Hospital Size and Volume Important
Researchers from Mount Sinai School of Medicine reviewed hospital size and volume for three common medical conditions and found they were indeed important, but only to a point.
Dr Joseph Ross and colleagues found that patients with acute myocardial infarction (MI), heart failure, or pneumonia were less likely to die if admitted to hospitals with greater case volumes for those conditions.
The report appears in the March 25, 2010 issue of the New England Journal of Medicine. The researchers analyzed data from Medicare administrative claims data between 2004 and 2006 in acute care hospitals in the United States for acute myocardial infarction, heart failure, or pneumonia. This data was used to estimate the change in 30-day mortality for every 100-patient increase in annual case volumes for the three conditions after adjusting for hospital characteristics and patient risk features.
There were 734,972 hospitalizations for acute MI in 4128 hospitals, 1,324,287 for heart failure in 4679 hospitals, and 1,418,252 for pneumonia in 4673 hospitals. The researchers excluded the very lowest volume hospitals (10 or fewer cases over three years of observation) and patients discharged alive within one day of admission.
An increased hospital volume was associated with reduced 30-day mortality for all conditions, but "at greater volumes, the marginal benefit became increasingly small," regardless of whether a hospital was a teaching hospital or featured cardiovascular revascularization, the group writes.
For acute MI, once the annual volume reached 610 patients (95% confidence interval [CI], 539 to 679), an increase in the hospital volume by 100 patients was no longer significantly associated with reduced odds of death.

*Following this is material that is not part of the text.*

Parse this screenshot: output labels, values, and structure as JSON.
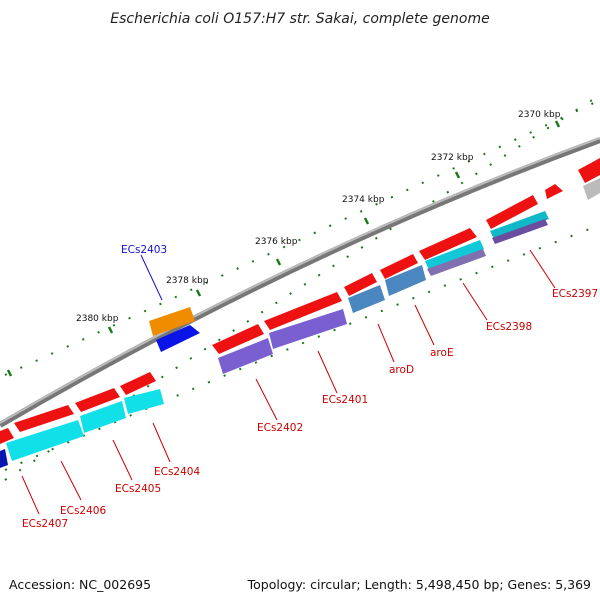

The volume threshold was 500 patients (95% CI, 433 to 566) for heart failure and 210 patients (95% CI, 142 to 284) for pneumonia.
In an interview with heartwire, Dr. Ross notes "we found volume to be a weak surrogate for quality," lead author Dr Joseph S Ross, "The really interesting finding is that the relationship between volume and mortality is dynamic. It makes less and less difference to be a bigger and bigger hospital," he said. The analysis also showed lots of variance, in that some small hospitals had poor outcomes for the three conditions while others rivaled the best of the higher-volume centers. "And there were big hospitals that didn't do so well."
Ross JS, et al "Hospital volume and 30-day mortality for three common medical conditions" N Engl J Med 2010; 362: 1110-18.